Omelia in occasione delle esequie di don Angel Jiménez Bello

Venerdì della III settimana di Pasqua (At 9,1-20; Sal 117; Gv 6,52-59)
10-05-2019

«Egli è lo strumento che ho scelto per me». Le parole attribuite a Gesù nella celebre visione sulla via di Damasco, ben si addicono oltre che all’apostolo Paolo anche a don Angel. Oggi possiamo dirlo: Angel è stato uno “strumento scelto” da Gesù; per noi è stato, infatti, come un ‘angelo’. Dalla notte tragica del terremoto quando trovandosi nella casa di riposo, aiutò a mettere in salvo numerosi anziani. Quella notte lo ha legato per sempre a questa terra. Dalle Ande peruviane ai Monti della Laga per don Angel, in effetti, il passo è stato breve e quasi spontaneo perché il suo desiderio era annunciare il Vangelo con la vita. E ce ne siamo accorti sia come parroco con il suo rigore, la sua intelligenza, la sua simpatia; sia come malato con la sua dignità, il suo coraggio, la sua delicatezza. Soltanto una volta ho visto il suo volto rigato dalle lacrime: è stato un attimo, quando ha compreso di dover essere trasferito dal San Camillo all’Hospice. Ma già quando vi è arrivato appariva di nuovo speranzoso e fiducioso. Da lui mai udite parole di autocompatimento, di aggressione per la sua imprevista condizione, mai una volta a piangersi addosso. Una volta sì ha esclamato:” Ma perché?… Con tutto quello che c’è da fare ad Amatrice!”. Angel non era un superman. Aveva, però, un suo mondo interiore, cui attingeva energia e fiducia, ben oltre l’umano. La sua fede non l’ha mai abbandonato. Ed è stato un prete fortemente dedicato al popolo a lui affidato, un autentico discepolo di d. Minozzi.

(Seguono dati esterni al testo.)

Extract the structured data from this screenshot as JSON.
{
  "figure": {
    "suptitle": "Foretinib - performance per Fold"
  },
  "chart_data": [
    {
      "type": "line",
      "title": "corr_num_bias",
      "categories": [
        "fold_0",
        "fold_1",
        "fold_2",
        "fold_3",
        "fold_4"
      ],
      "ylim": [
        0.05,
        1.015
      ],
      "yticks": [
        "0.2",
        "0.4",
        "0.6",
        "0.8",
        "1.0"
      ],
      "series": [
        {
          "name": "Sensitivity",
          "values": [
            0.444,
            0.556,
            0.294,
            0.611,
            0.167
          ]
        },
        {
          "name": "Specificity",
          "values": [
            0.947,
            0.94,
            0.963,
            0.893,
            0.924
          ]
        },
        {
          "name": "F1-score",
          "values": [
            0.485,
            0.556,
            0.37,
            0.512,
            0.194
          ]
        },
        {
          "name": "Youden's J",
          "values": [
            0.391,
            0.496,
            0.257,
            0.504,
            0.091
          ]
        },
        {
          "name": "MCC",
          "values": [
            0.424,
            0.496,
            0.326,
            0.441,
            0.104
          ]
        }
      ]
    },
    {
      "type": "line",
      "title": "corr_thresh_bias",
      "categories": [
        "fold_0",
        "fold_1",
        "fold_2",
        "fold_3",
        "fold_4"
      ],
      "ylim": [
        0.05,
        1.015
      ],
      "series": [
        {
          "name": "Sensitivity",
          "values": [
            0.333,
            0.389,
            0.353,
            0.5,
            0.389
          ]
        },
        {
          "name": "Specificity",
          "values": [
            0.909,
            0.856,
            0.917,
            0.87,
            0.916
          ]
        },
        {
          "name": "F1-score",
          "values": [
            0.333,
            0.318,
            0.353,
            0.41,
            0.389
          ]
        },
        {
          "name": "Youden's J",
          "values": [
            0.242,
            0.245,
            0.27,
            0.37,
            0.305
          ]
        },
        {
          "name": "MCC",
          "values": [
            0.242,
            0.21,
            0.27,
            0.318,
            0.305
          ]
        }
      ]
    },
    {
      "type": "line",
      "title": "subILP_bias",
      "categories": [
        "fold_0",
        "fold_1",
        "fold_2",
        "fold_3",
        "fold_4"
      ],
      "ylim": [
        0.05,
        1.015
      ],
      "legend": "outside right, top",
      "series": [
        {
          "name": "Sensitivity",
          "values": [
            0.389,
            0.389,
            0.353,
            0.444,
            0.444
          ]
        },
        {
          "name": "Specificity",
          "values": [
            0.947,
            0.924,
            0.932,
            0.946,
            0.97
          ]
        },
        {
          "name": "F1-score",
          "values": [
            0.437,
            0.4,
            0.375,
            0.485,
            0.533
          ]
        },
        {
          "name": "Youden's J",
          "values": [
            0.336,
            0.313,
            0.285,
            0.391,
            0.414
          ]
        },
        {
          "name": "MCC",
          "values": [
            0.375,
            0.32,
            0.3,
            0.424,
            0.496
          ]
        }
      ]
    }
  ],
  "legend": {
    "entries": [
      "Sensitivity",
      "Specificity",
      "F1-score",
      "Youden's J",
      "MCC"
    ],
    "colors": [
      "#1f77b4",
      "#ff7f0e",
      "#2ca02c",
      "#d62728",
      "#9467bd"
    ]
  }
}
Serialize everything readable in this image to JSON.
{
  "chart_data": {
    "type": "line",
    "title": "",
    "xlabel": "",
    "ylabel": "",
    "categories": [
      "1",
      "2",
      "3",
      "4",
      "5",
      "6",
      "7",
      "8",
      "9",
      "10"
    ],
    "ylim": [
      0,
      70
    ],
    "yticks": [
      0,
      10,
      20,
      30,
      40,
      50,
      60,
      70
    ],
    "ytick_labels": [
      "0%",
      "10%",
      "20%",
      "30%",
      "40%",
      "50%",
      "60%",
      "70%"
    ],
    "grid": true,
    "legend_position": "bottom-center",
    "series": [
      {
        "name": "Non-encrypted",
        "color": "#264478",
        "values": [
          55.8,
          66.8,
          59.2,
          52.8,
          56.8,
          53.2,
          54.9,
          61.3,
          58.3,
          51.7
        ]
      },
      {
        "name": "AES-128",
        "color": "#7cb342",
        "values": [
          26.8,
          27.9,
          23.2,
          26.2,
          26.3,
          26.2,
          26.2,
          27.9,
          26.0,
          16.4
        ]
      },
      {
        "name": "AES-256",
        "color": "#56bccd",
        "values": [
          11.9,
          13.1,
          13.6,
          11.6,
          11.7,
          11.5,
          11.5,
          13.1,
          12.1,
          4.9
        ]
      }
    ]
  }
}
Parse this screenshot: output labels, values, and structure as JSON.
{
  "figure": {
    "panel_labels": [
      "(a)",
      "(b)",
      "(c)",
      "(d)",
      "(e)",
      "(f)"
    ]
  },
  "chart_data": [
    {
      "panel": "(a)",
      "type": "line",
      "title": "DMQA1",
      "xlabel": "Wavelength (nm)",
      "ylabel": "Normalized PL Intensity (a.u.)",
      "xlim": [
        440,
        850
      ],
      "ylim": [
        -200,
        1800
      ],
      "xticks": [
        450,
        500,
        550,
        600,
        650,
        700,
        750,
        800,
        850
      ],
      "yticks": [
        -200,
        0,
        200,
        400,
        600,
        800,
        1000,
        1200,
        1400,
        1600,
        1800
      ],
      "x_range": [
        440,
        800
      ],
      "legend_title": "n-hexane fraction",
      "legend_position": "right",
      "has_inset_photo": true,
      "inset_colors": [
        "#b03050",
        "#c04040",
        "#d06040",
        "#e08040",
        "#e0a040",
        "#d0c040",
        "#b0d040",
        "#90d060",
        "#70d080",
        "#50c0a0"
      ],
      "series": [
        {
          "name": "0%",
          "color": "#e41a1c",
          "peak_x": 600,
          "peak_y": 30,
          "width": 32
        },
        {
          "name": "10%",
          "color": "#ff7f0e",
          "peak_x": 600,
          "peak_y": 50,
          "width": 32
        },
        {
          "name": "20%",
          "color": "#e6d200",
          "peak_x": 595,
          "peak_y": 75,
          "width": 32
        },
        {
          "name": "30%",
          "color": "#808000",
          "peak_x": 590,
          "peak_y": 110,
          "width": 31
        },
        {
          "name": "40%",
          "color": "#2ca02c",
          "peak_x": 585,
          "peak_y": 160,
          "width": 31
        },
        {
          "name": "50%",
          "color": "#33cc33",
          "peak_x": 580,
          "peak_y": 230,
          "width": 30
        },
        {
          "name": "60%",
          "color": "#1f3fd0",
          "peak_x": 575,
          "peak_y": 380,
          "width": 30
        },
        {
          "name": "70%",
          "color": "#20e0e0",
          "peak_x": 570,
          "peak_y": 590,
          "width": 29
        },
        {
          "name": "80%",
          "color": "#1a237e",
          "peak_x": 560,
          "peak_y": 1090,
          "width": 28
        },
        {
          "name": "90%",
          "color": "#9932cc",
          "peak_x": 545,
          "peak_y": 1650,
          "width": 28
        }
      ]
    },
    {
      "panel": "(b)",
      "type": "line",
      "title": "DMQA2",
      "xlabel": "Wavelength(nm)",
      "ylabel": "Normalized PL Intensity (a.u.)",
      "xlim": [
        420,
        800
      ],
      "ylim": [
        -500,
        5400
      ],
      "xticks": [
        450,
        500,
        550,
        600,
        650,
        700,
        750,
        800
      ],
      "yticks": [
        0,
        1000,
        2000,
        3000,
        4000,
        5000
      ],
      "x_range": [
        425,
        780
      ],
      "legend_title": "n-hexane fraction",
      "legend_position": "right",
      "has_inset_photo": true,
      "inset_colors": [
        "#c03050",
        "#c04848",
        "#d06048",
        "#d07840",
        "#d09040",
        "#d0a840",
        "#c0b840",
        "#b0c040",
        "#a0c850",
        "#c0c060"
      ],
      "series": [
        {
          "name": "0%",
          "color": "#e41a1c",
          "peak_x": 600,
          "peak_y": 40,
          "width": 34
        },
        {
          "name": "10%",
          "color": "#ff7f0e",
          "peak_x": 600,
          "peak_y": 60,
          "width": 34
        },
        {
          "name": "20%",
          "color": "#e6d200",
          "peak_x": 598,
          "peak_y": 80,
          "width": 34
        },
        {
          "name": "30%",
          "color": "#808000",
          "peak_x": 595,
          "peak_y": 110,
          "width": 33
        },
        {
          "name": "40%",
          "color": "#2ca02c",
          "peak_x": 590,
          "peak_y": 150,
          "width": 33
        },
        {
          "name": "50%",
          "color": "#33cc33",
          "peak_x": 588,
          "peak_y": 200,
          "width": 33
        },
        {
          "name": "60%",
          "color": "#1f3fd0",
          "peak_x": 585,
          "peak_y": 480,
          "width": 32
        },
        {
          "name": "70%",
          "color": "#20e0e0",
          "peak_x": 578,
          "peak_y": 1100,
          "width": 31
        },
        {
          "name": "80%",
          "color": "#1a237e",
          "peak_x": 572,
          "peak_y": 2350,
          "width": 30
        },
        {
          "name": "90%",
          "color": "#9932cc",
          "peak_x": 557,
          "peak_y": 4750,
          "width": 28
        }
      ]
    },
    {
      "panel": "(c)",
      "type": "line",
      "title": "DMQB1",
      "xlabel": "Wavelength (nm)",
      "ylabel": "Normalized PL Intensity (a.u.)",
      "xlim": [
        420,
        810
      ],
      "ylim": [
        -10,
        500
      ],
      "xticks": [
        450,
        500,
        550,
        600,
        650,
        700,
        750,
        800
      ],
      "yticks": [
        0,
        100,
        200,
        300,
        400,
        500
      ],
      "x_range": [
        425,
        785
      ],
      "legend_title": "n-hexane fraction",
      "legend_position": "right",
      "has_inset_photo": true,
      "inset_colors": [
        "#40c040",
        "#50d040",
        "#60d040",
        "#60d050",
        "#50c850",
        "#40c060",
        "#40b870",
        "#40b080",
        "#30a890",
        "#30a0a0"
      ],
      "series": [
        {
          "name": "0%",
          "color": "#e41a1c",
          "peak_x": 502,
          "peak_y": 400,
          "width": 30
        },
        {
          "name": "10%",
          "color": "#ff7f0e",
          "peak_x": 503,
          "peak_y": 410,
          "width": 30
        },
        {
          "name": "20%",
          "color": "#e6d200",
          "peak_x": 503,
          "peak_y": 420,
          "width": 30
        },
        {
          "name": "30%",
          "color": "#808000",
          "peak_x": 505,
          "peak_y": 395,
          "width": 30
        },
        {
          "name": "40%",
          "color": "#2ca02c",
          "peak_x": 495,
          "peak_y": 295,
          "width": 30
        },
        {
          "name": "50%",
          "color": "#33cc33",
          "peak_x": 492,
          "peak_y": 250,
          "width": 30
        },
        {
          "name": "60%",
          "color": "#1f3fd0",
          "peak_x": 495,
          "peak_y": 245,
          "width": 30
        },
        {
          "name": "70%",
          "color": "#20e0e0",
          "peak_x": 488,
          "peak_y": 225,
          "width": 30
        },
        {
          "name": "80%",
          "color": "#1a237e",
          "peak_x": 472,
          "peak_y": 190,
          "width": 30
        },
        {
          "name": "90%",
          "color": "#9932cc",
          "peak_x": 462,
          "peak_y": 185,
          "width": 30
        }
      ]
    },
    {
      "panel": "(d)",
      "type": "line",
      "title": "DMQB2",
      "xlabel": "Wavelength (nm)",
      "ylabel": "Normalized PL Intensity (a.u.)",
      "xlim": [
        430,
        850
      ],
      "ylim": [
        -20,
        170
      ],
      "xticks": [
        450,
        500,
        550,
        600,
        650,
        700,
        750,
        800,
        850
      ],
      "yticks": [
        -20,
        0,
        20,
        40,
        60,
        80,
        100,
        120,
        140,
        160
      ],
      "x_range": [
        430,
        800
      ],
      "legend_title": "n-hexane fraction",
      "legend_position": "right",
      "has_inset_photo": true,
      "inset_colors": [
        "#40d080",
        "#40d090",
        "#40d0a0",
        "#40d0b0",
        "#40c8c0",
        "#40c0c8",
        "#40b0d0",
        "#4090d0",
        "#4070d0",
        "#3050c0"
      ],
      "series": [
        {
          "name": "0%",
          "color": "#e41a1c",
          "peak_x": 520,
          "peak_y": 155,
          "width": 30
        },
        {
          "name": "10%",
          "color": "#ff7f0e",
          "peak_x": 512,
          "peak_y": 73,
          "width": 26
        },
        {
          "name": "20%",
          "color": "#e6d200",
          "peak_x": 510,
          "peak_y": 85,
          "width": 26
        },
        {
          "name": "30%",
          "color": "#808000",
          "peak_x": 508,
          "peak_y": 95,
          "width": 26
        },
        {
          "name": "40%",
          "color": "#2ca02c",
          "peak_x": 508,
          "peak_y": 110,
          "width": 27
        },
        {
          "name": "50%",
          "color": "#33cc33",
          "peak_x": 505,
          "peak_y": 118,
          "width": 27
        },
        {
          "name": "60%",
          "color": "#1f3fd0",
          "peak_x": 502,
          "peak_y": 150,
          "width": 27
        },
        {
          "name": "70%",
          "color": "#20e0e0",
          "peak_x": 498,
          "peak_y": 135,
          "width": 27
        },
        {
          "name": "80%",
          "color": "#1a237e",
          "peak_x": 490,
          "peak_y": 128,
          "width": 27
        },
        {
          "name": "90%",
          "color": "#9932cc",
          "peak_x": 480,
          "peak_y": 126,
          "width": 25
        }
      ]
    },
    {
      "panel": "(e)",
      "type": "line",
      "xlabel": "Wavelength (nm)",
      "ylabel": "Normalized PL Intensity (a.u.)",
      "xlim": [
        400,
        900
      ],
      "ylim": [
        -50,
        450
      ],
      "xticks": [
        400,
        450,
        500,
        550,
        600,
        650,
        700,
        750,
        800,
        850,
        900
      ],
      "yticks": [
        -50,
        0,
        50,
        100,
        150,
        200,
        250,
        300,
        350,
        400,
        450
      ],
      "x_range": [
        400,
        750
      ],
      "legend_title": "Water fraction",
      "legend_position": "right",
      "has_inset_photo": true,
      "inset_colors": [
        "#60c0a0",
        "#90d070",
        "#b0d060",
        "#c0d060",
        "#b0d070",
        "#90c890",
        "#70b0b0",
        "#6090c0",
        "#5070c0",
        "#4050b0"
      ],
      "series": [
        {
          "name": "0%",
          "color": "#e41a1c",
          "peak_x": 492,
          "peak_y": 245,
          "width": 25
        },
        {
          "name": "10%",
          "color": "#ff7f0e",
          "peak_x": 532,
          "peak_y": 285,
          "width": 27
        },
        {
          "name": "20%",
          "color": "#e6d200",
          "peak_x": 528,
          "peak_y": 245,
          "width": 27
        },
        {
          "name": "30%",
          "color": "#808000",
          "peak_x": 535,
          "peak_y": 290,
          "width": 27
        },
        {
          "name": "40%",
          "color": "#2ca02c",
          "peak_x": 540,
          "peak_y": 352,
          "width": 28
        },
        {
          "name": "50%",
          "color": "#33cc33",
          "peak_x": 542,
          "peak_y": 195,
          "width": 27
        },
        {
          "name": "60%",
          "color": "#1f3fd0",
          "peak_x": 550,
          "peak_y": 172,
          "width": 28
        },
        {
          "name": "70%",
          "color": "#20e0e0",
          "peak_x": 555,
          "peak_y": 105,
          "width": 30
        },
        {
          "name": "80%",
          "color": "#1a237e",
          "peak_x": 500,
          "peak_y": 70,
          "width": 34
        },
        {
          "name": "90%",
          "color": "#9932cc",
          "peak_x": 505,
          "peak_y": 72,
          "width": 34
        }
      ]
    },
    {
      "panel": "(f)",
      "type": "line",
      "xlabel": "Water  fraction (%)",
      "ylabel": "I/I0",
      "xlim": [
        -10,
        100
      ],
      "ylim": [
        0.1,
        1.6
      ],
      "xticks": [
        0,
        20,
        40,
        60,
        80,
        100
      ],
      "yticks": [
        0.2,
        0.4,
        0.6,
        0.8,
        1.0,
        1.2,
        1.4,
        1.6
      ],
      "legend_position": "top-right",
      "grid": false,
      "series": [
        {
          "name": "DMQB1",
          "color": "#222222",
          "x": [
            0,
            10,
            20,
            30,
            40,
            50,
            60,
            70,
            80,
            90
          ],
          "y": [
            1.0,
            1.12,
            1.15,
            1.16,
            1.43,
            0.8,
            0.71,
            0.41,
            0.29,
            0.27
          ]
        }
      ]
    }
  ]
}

«Io sono il pane vivo, disceso dal cielo. Se uno mangia di questo pane vivrà in eterno e il pane che io darò è la mia carne per la vita del mondo». Le parole del Maestro risuonano – oggi come ieri – quasi incomprensibili. Beati noi, se almeno non ci lasciano indifferenti! Come è possibile, infatti, vivere per sempre? E ancor prima, perché la vita se la morte beffarda può travolgerla in ogni momento, anche a trent’anni? La vicenda di Angel ci ha strappato all’improvviso dalla routine quotidiana, dalla ricostruzione che non parte, dalla convivenza che si è fatta più esigente. Non possiamo pensare ora di seppellire con lui, la sua speranza di vita. A questo proposito, in tanti hanno postato un’immagine di Angel ritratto nel bel mezzo di stupende montagne e ordinatissimi terrazzamenti. Quell’immagine è la sua consegna a noi: per ricordare che la vita è una promessa che dà le vertigini come il paesaggio andino; che l’atteggiamento giusto è quello del pastore che si dà da fare per accompagnare gli altri sui sentieri più alti; che il cielo terso e a volte nuvoloso è Dio che sembra allontanarsi e diventare invisibile, ma in realtà dietro le nubi Lui è sempre con noi. Come ora è con Angel che nel frattempo è diventato per noi un fratello maggiore che ci ha rubato il cuore.